Manamee Guha Profile

Assistant Professor
Harris Hall 128

Biography

MANAMEE GUHA (Ph.D., University of Illinois at Chicago, 2019) is an assistant professor specializing in 19th-century Victorian British history, especially in the role of a colonizing force. She teaches courses on World History (18th century onwards), Histories of Colonized Nations, Cultures and Colonialism, Comparative Colonialism, Gunpowder Empires, Histories of Colonialism, and Decolonization. In her teaching, she encourages her students to think about the era of imperialism as a global historical moment where all parts of the world were inextricably linked to one another through exchanges of ideas, commodities, tastes, and interactions that impacted the lives of all, directly or indirectly.
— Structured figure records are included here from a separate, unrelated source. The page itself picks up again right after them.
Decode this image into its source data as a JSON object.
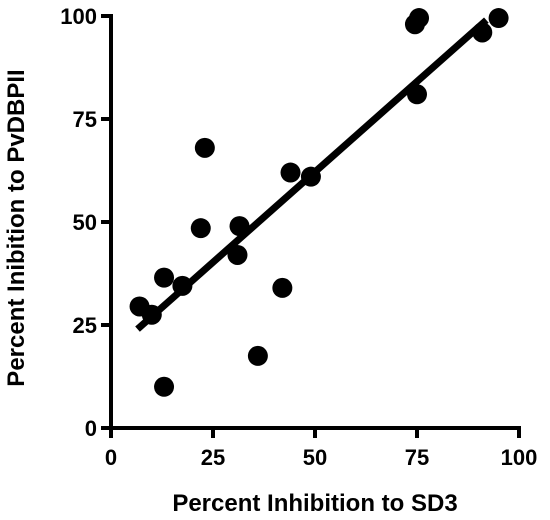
{
  "chart_data": {
    "type": "scatter",
    "title": "",
    "xlabel": "Percent Inhibition to SD3",
    "ylabel": "Percent Inibition to PvDBPII",
    "xlim": [
      0,
      100
    ],
    "ylim": [
      0,
      100
    ],
    "xticks": [
      "0",
      "25",
      "50",
      "75",
      "100"
    ],
    "yticks": [
      "0",
      "25",
      "50",
      "75",
      "100"
    ],
    "grid": false,
    "legend": "none",
    "marker_color": "#000000",
    "points": [
      {
        "x": 7,
        "y": 29.5
      },
      {
        "x": 10,
        "y": 27.5
      },
      {
        "x": 13,
        "y": 36.5
      },
      {
        "x": 13,
        "y": 10
      },
      {
        "x": 17.5,
        "y": 34.5
      },
      {
        "x": 22,
        "y": 48.5
      },
      {
        "x": 23,
        "y": 68
      },
      {
        "x": 31,
        "y": 42
      },
      {
        "x": 31.5,
        "y": 49
      },
      {
        "x": 36,
        "y": 17.5
      },
      {
        "x": 42,
        "y": 34
      },
      {
        "x": 44,
        "y": 62
      },
      {
        "x": 49,
        "y": 61
      },
      {
        "x": 74.5,
        "y": 98
      },
      {
        "x": 75.5,
        "y": 99.5
      },
      {
        "x": 75,
        "y": 81
      },
      {
        "x": 91,
        "y": 96
      },
      {
        "x": 95,
        "y": 99.5
      }
    ],
    "fit_line": {
      "x": [
        6.5,
        92
      ],
      "y": [
        24,
        99
      ]
    }
  }
}
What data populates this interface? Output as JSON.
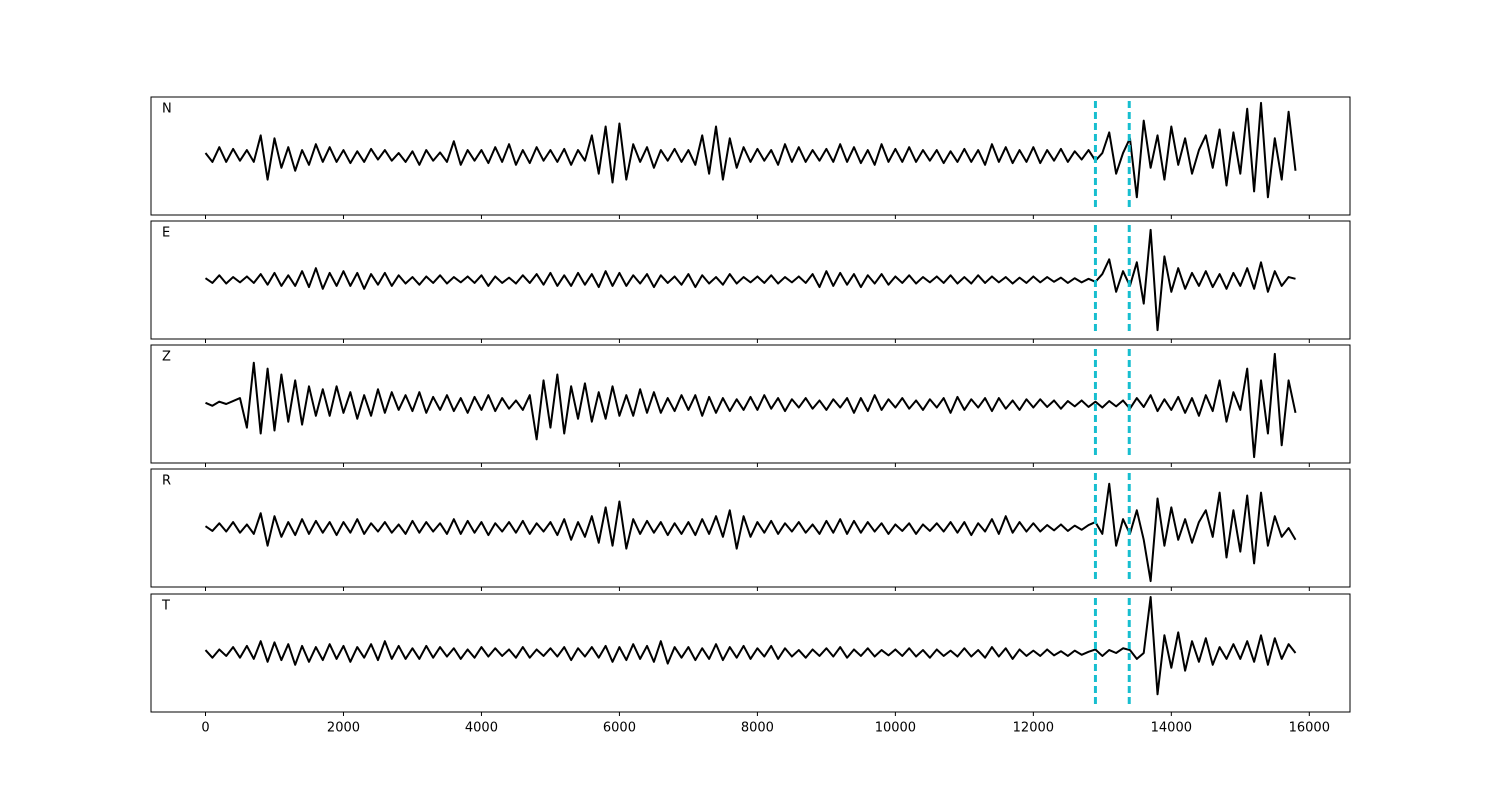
{
  "chart_data": {
    "type": "line",
    "x": [
      0,
      100,
      200,
      300,
      400,
      500,
      600,
      700,
      800,
      900,
      1000,
      1100,
      1200,
      1300,
      1400,
      1500,
      1600,
      1700,
      1800,
      1900,
      2000,
      2100,
      2200,
      2300,
      2400,
      2500,
      2600,
      2700,
      2800,
      2900,
      3000,
      3100,
      3200,
      3300,
      3400,
      3500,
      3600,
      3700,
      3800,
      3900,
      4000,
      4100,
      4200,
      4300,
      4400,
      4500,
      4600,
      4700,
      4800,
      4900,
      5000,
      5100,
      5200,
      5300,
      5400,
      5500,
      5600,
      5700,
      5800,
      5900,
      6000,
      6100,
      6200,
      6300,
      6400,
      6500,
      6600,
      6700,
      6800,
      6900,
      7000,
      7100,
      7200,
      7300,
      7400,
      7500,
      7600,
      7700,
      7800,
      7900,
      8000,
      8100,
      8200,
      8300,
      8400,
      8500,
      8600,
      8700,
      8800,
      8900,
      9000,
      9100,
      9200,
      9300,
      9400,
      9500,
      9600,
      9700,
      9800,
      9900,
      10000,
      10100,
      10200,
      10300,
      10400,
      10500,
      10600,
      10700,
      10800,
      10900,
      11000,
      11100,
      11200,
      11300,
      11400,
      11500,
      11600,
      11700,
      11800,
      11900,
      12000,
      12100,
      12200,
      12300,
      12400,
      12500,
      12600,
      12700,
      12800,
      12900,
      13000,
      13100,
      13200,
      13300,
      13400,
      13500,
      13600,
      13700,
      13800,
      13900,
      14000,
      14100,
      14200,
      14300,
      14400,
      14500,
      14600,
      14700,
      14800,
      14900,
      15000,
      15100,
      15200,
      15300,
      15400,
      15500,
      15600,
      15700,
      15800
    ],
    "series": [
      {
        "name": "N",
        "color": "#000000",
        "values": [
          0.05,
          -0.1,
          0.15,
          -0.1,
          0.12,
          -0.08,
          0.1,
          -0.1,
          0.35,
          -0.4,
          0.3,
          -0.2,
          0.15,
          -0.25,
          0.1,
          -0.15,
          0.2,
          -0.1,
          0.15,
          -0.1,
          0.1,
          -0.12,
          0.08,
          -0.1,
          0.12,
          -0.06,
          0.1,
          -0.08,
          0.05,
          -0.1,
          0.08,
          -0.15,
          0.1,
          -0.08,
          0.06,
          -0.1,
          0.25,
          -0.15,
          0.1,
          -0.08,
          0.1,
          -0.12,
          0.15,
          -0.1,
          0.2,
          -0.15,
          0.1,
          -0.12,
          0.15,
          -0.08,
          0.1,
          -0.1,
          0.12,
          -0.15,
          0.1,
          -0.08,
          0.35,
          -0.3,
          0.5,
          -0.45,
          0.55,
          -0.4,
          0.2,
          -0.1,
          0.15,
          -0.2,
          0.1,
          -0.08,
          0.12,
          -0.1,
          0.1,
          -0.15,
          0.35,
          -0.3,
          0.5,
          -0.4,
          0.3,
          -0.2,
          0.15,
          -0.1,
          0.12,
          -0.08,
          0.1,
          -0.15,
          0.2,
          -0.1,
          0.15,
          -0.1,
          0.1,
          -0.08,
          0.12,
          -0.1,
          0.2,
          -0.1,
          0.15,
          -0.12,
          0.1,
          -0.15,
          0.2,
          -0.1,
          0.12,
          -0.1,
          0.15,
          -0.1,
          0.1,
          -0.08,
          0.1,
          -0.12,
          0.08,
          -0.1,
          0.12,
          -0.1,
          0.1,
          -0.15,
          0.2,
          -0.1,
          0.15,
          -0.12,
          0.1,
          -0.1,
          0.15,
          -0.12,
          0.1,
          -0.08,
          0.12,
          -0.1,
          0.08,
          -0.06,
          0.1,
          -0.08,
          0.05,
          0.4,
          -0.3,
          0.05,
          0.3,
          -0.7,
          0.6,
          -0.2,
          0.35,
          -0.4,
          0.5,
          -0.15,
          0.3,
          -0.3,
          0.1,
          0.35,
          -0.2,
          0.45,
          -0.5,
          0.4,
          -0.3,
          0.8,
          -0.6,
          0.9,
          -0.7,
          0.3,
          -0.4,
          0.75,
          -0.25
        ]
      },
      {
        "name": "E",
        "color": "#000000",
        "values": [
          0.03,
          -0.05,
          0.08,
          -0.06,
          0.05,
          -0.04,
          0.06,
          -0.05,
          0.1,
          -0.08,
          0.12,
          -0.1,
          0.08,
          -0.1,
          0.15,
          -0.12,
          0.2,
          -0.15,
          0.12,
          -0.1,
          0.15,
          -0.1,
          0.12,
          -0.15,
          0.1,
          -0.08,
          0.12,
          -0.1,
          0.08,
          -0.06,
          0.05,
          -0.08,
          0.06,
          -0.05,
          0.08,
          -0.06,
          0.05,
          -0.04,
          0.06,
          -0.05,
          0.08,
          -0.1,
          0.06,
          -0.05,
          0.04,
          -0.06,
          0.08,
          -0.05,
          0.1,
          -0.08,
          0.12,
          -0.1,
          0.08,
          -0.1,
          0.12,
          -0.08,
          0.1,
          -0.12,
          0.15,
          -0.1,
          0.12,
          -0.1,
          0.08,
          -0.06,
          0.1,
          -0.12,
          0.08,
          -0.05,
          0.06,
          -0.08,
          0.1,
          -0.12,
          0.08,
          -0.06,
          0.05,
          -0.08,
          0.1,
          -0.06,
          0.05,
          -0.04,
          0.06,
          -0.05,
          0.08,
          -0.06,
          0.05,
          -0.04,
          0.06,
          -0.05,
          0.1,
          -0.12,
          0.15,
          -0.1,
          0.12,
          -0.08,
          0.1,
          -0.12,
          0.08,
          -0.06,
          0.1,
          -0.08,
          0.06,
          -0.05,
          0.08,
          -0.06,
          0.05,
          -0.04,
          0.06,
          -0.05,
          0.08,
          -0.06,
          0.05,
          -0.06,
          0.08,
          -0.05,
          0.06,
          -0.04,
          0.05,
          -0.06,
          0.04,
          -0.05,
          0.06,
          -0.04,
          0.05,
          -0.03,
          0.04,
          -0.05,
          0.03,
          -0.04,
          0.02,
          -0.03,
          0.1,
          0.35,
          -0.2,
          0.15,
          -0.1,
          0.3,
          -0.4,
          0.85,
          -0.85,
          0.4,
          -0.2,
          0.2,
          -0.15,
          0.12,
          -0.1,
          0.15,
          -0.12,
          0.1,
          -0.15,
          0.12,
          -0.1,
          0.2,
          -0.15,
          0.3,
          -0.2,
          0.15,
          -0.1,
          0.05,
          0.02
        ]
      },
      {
        "name": "Z",
        "color": "#000000",
        "values": [
          0.02,
          -0.03,
          0.04,
          0.0,
          0.05,
          0.1,
          -0.4,
          0.7,
          -0.5,
          0.6,
          -0.45,
          0.5,
          -0.3,
          0.4,
          -0.35,
          0.3,
          -0.2,
          0.25,
          -0.2,
          0.3,
          -0.15,
          0.2,
          -0.25,
          0.15,
          -0.2,
          0.25,
          -0.15,
          0.2,
          -0.1,
          0.15,
          -0.12,
          0.2,
          -0.15,
          0.12,
          -0.1,
          0.15,
          -0.12,
          0.1,
          -0.15,
          0.12,
          -0.1,
          0.15,
          -0.12,
          0.1,
          -0.08,
          0.06,
          -0.1,
          0.15,
          -0.6,
          0.4,
          -0.4,
          0.5,
          -0.5,
          0.3,
          -0.25,
          0.35,
          -0.3,
          0.2,
          -0.25,
          0.3,
          -0.2,
          0.15,
          -0.2,
          0.25,
          -0.15,
          0.2,
          -0.15,
          0.1,
          -0.12,
          0.15,
          -0.1,
          0.15,
          -0.2,
          0.12,
          -0.15,
          0.1,
          -0.12,
          0.08,
          -0.1,
          0.12,
          -0.1,
          0.15,
          -0.08,
          0.1,
          -0.12,
          0.08,
          -0.06,
          0.1,
          -0.08,
          0.06,
          -0.1,
          0.08,
          -0.06,
          0.1,
          -0.15,
          0.1,
          -0.12,
          0.15,
          -0.1,
          0.08,
          -0.06,
          0.1,
          -0.08,
          0.06,
          -0.1,
          0.08,
          -0.06,
          0.1,
          -0.15,
          0.12,
          -0.1,
          0.08,
          -0.06,
          0.1,
          -0.12,
          0.1,
          -0.08,
          0.06,
          -0.1,
          0.08,
          -0.06,
          0.08,
          -0.05,
          0.06,
          -0.08,
          0.05,
          -0.04,
          0.06,
          -0.05,
          0.04,
          -0.06,
          0.05,
          -0.04,
          0.06,
          -0.08,
          0.1,
          -0.05,
          0.15,
          -0.12,
          0.08,
          -0.1,
          0.12,
          -0.15,
          0.1,
          -0.2,
          0.15,
          -0.12,
          0.4,
          -0.3,
          0.2,
          -0.1,
          0.6,
          -0.9,
          0.4,
          -0.5,
          0.85,
          -0.7,
          0.4,
          -0.15
        ]
      },
      {
        "name": "R",
        "color": "#000000",
        "values": [
          0.03,
          -0.05,
          0.08,
          -0.06,
          0.1,
          -0.08,
          0.06,
          -0.1,
          0.25,
          -0.3,
          0.2,
          -0.15,
          0.1,
          -0.12,
          0.15,
          -0.1,
          0.12,
          -0.08,
          0.1,
          -0.12,
          0.1,
          -0.08,
          0.15,
          -0.1,
          0.08,
          -0.06,
          0.1,
          -0.08,
          0.06,
          -0.1,
          0.12,
          -0.08,
          0.1,
          -0.06,
          0.08,
          -0.1,
          0.15,
          -0.1,
          0.12,
          -0.08,
          0.1,
          -0.12,
          0.08,
          -0.06,
          0.1,
          -0.08,
          0.12,
          -0.1,
          0.08,
          -0.06,
          0.1,
          -0.12,
          0.15,
          -0.2,
          0.1,
          -0.15,
          0.2,
          -0.25,
          0.35,
          -0.3,
          0.45,
          -0.35,
          0.15,
          -0.1,
          0.12,
          -0.08,
          0.1,
          -0.12,
          0.08,
          -0.1,
          0.1,
          -0.12,
          0.15,
          -0.1,
          0.2,
          -0.15,
          0.3,
          -0.35,
          0.2,
          -0.15,
          0.1,
          -0.08,
          0.12,
          -0.1,
          0.08,
          -0.06,
          0.1,
          -0.08,
          0.06,
          -0.1,
          0.12,
          -0.08,
          0.15,
          -0.1,
          0.12,
          -0.08,
          0.1,
          -0.06,
          0.08,
          -0.1,
          0.06,
          -0.05,
          0.08,
          -0.1,
          0.06,
          -0.05,
          0.08,
          -0.06,
          0.1,
          -0.08,
          0.1,
          -0.12,
          0.08,
          -0.06,
          0.15,
          -0.1,
          0.2,
          -0.08,
          0.1,
          -0.06,
          0.08,
          -0.06,
          0.05,
          -0.04,
          0.06,
          -0.05,
          0.04,
          -0.03,
          0.05,
          0.1,
          -0.1,
          0.75,
          -0.3,
          0.15,
          -0.1,
          0.3,
          -0.2,
          -0.9,
          0.5,
          -0.3,
          0.35,
          -0.2,
          0.15,
          -0.25,
          0.1,
          0.3,
          -0.15,
          0.6,
          -0.5,
          0.3,
          -0.4,
          0.55,
          -0.6,
          0.6,
          -0.3,
          0.2,
          -0.15,
          0.0,
          -0.2
        ]
      },
      {
        "name": "T",
        "color": "#000000",
        "values": [
          0.05,
          -0.08,
          0.06,
          -0.05,
          0.1,
          -0.08,
          0.12,
          -0.1,
          0.2,
          -0.15,
          0.18,
          -0.12,
          0.15,
          -0.2,
          0.12,
          -0.15,
          0.1,
          -0.12,
          0.15,
          -0.1,
          0.12,
          -0.15,
          0.1,
          -0.08,
          0.15,
          -0.12,
          0.2,
          -0.1,
          0.12,
          -0.1,
          0.08,
          -0.1,
          0.12,
          -0.08,
          0.1,
          -0.06,
          0.08,
          -0.1,
          0.06,
          -0.08,
          0.1,
          -0.06,
          0.08,
          -0.05,
          0.06,
          -0.08,
          0.1,
          -0.08,
          0.06,
          -0.05,
          0.08,
          -0.06,
          0.1,
          -0.12,
          0.08,
          -0.06,
          0.1,
          -0.08,
          0.12,
          -0.15,
          0.1,
          -0.12,
          0.15,
          -0.1,
          0.12,
          -0.15,
          0.2,
          -0.18,
          0.1,
          -0.08,
          0.1,
          -0.12,
          0.08,
          -0.1,
          0.15,
          -0.12,
          0.1,
          -0.08,
          0.12,
          -0.1,
          0.08,
          -0.06,
          0.12,
          -0.1,
          0.08,
          -0.06,
          0.05,
          -0.08,
          0.06,
          -0.05,
          0.08,
          -0.06,
          0.1,
          -0.08,
          0.06,
          -0.05,
          0.08,
          -0.06,
          0.05,
          -0.04,
          0.06,
          -0.05,
          0.08,
          -0.06,
          0.05,
          -0.08,
          0.06,
          -0.05,
          0.04,
          -0.06,
          0.08,
          -0.06,
          0.05,
          -0.08,
          0.1,
          -0.06,
          0.08,
          -0.1,
          0.06,
          -0.05,
          0.04,
          -0.05,
          0.06,
          -0.04,
          0.03,
          -0.05,
          0.04,
          -0.03,
          0.02,
          0.06,
          -0.05,
          0.05,
          0.0,
          0.08,
          0.05,
          -0.1,
          0.0,
          0.95,
          -0.7,
          0.3,
          -0.25,
          0.35,
          -0.3,
          0.2,
          -0.15,
          0.25,
          -0.2,
          0.1,
          -0.1,
          0.15,
          -0.1,
          0.2,
          -0.15,
          0.3,
          -0.2,
          0.25,
          -0.1,
          0.15,
          0.0
        ]
      }
    ],
    "xlim": [
      -790,
      16590
    ],
    "xticks": [
      0,
      2000,
      4000,
      6000,
      8000,
      10000,
      12000,
      14000,
      16000
    ],
    "ylim": [
      -1,
      1
    ],
    "vlines": [
      12900,
      13390
    ],
    "vline_color": "#17becf"
  }
}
As a global historian, she is interested in exploring the various interconnected links, defying spatial frameworks, that connected the metropole to the colonies, especially South Asia. Currently, she is working on an article about the etiquette, rules, and elements of theatrical performance built around the activity of hunting by the colonized masters and what such a display stood for in terms of legitimizing their role as the superior colonial master. She is also working on a larger book monograph about British genteel clubbability as it crisscrossed around the world, from colony to the metropole, giving the colonial masters an exclusive identity for themselves, whether they resided in the colonies or returned home to England.